Many years back when we were driving rust buckets, a friend loaned me a Nissan pickup—the holey Nissan. It was a rolling joke. The bumper was tied on with twine. The frame sagged between the cab and the bed. Every panel was rusted. In fact, the back panels were rusted so badly that they had broken off at the bottom and flapped as I drove down the highway. The muffler—rusted through and loud—needed to be replaced. Worse, the floorboard on the driver side was rusted through bad enough for a basketball to pass through, so the cab smelled like exhaust after a few miles of driving.

Rather than patching the hole, I justified its existence. It came in handy for spitting sunflower seed shells. Most of them landed on the highway. The rest I knocked into the driveway with my boot after I got home.

But when we justify something that we shouldn’t justify, it will eventually cost us.

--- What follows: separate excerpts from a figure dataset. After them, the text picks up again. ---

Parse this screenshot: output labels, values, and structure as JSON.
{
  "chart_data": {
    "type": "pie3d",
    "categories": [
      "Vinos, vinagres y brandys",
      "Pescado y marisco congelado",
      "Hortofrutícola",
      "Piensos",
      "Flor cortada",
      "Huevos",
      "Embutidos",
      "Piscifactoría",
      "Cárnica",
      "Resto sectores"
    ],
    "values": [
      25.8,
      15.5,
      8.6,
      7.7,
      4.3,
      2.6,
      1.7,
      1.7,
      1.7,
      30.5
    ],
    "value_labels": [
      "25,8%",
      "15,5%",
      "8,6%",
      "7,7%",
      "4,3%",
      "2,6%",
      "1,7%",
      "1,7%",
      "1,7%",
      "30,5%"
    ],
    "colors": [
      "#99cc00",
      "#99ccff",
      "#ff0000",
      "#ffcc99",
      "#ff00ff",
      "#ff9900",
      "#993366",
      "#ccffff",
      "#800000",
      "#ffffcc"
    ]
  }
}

So it was with my floorboard hole. One day while driving to work, I reached into my lunch bag to grab a granola bar. I hadn’t eaten enough breakfast and was hungry. My apple flew out of the bag when I retracted my hand. It  bounced off the seat and onto the center console. I dropped the granola bar on the seat and reached for the apple. But I was too slow. It disappeared down the hole. I spun my head around and saw my apple skittering down the road. No my lunch was going to be on the light side.

Our spiritual life works the same way. If we have a hole in our spiritual life that really should be patched up, and we excuse its presence, we will eventually lose things out that hole that we don’t want to lose. Young women lose their purity. Young men lose their clean speech. Young folks lose their desire to walk tight with Jesus. People lose their way, their moral compass, their trust in the Bible. While it was kind of funny to watch my apple bouncing down the road, it is painful to watch Christians dropping spiritual things out the bottom of their holey Christianity and leaving pieces of the wreckage scattered along their path.

Ephesians 6:11—“Put on the whole armor of God, that you may be able to stand against the wiles of the devil.”  Take up the helmet of salvation, the breastplate of righteousness, the shield of faith, the sword of the Spirit, which is the Word of God. Don’t leave holes in your armor. If you leave holes in your armor, your Christianity will be holey Christianity, and you will lose things you don’t want to lose.

May you walk this week in the sunshine of the glorious grace of God. Grace that cleanses and forgives. Grace that restores.

“Eyes wide open, brain engaged, heart on fire.”